The drone hovered and let go of the bottle roughly 10 to 13 feet from the ground, a standard distance for safety. Hancock picked through the wreckage on camera, more bemused than outraged, and found the bottle had broken on impact, causing the syrup to leak all over the standard Amazon packaging box.
The bottle was thankfully plastic. The YouTuber concluded that drone delivery might work fine, depending on what you’re ordering and how much you care about it arriving intact.
Hancock wasn’t alone in capturing problems. Another customer’s footage showed a drone releasing a parcel near concrete, its rotor wash sending an already-delivered box sliding into the road.
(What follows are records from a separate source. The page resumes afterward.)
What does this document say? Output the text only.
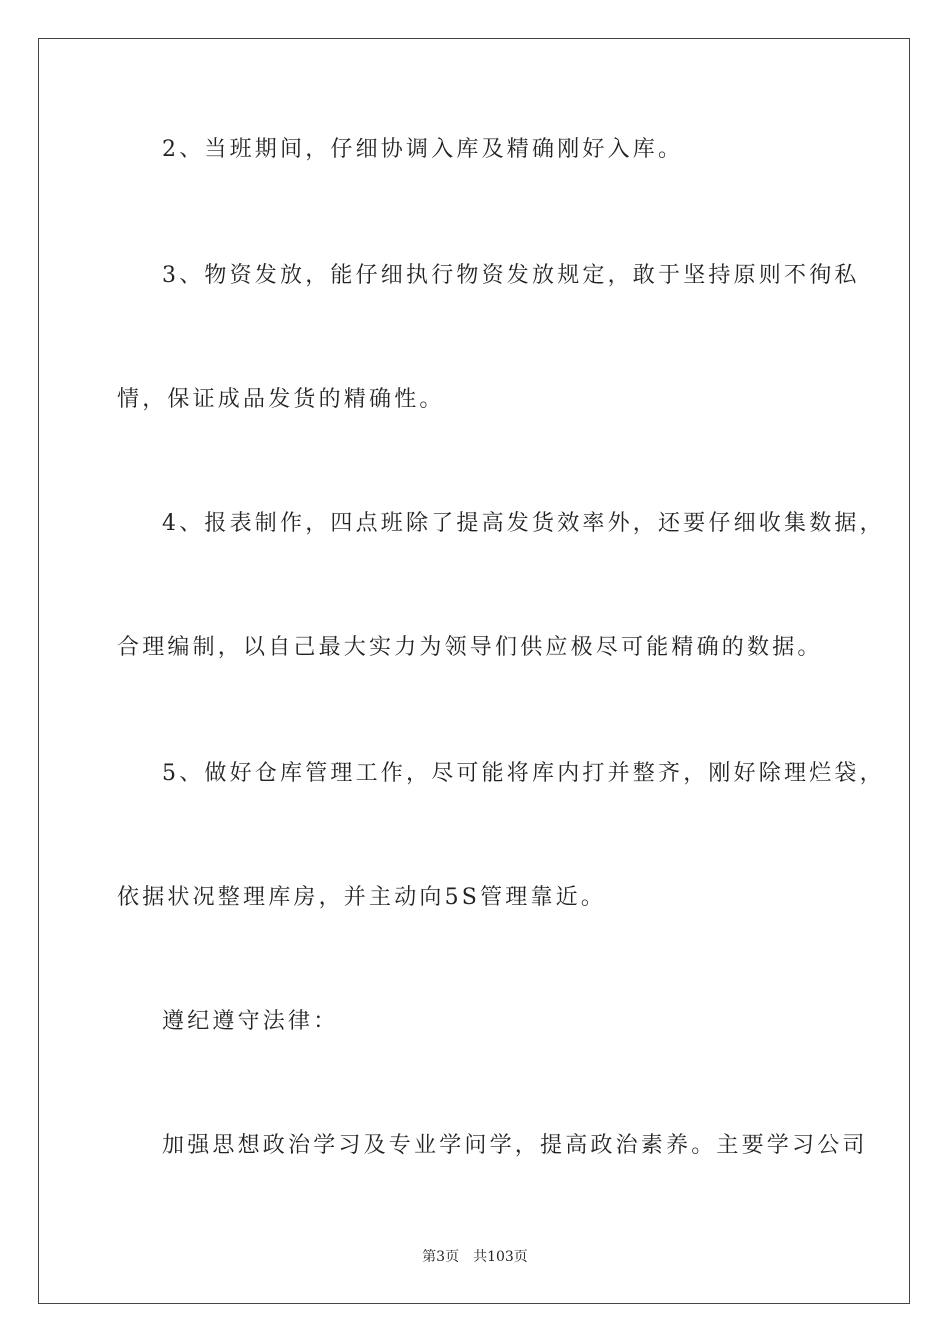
2、当班期间，仔细协调入库及精确刚好入库。
3、物资发放，能仔细执行物资发放规定，敢于坚持原则不徇私
情，保证成品发货的精确性。
4、报表制作，四点班除了提高发货效率外，还要仔细收集数据，
合理编制，以自己最大实力为领导们供应极尽可能精确的数据。
5、做好仓库管理工作，尽可能将库内打并整齐，刚好除理烂袋，
依据状况整理库房，并主动向5S管理靠近。
遵纪遵守法律：
加强思想政治学习及专业学问学，提高政治素养。主要学习公司
第3页　共103页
Viewers reacted with disbelief, calling the drop “crazy” and pointing out that the drones appeared to ignore guidelines about landing on grass, while the strong downdraft scattered other packages.
Amazon has been running its Prime Air drone delivery service using the MK30 since late 2024 across a handful of states. It is the tech giant’s most advanced drone delivery to date. The drone can carry packages weighing up to five pounds and is supposed to drop them onto suitable surfaces like grass, using sensors to detect obstacles and stay clear of people and animals during descent.
When asked about the customer videos, Amazon told the New York Post that such damage incidents are uncommon. The company highlighted its purpose-built packaging, designed to protect items during the flight and final drop, and said that affected customers will be taken care of.
Beyond broken bottles and packages being thrown onto unsuitable surfaces, the service itself has faced other setbacks. One drone struck the side of an apartment building in Richardson, Texas, and crashed, an event captured on bystander video. Wet weather grounded others. Amazon, however, insists that the service has been well received overall, which may be true, but the videos keep coming anyway.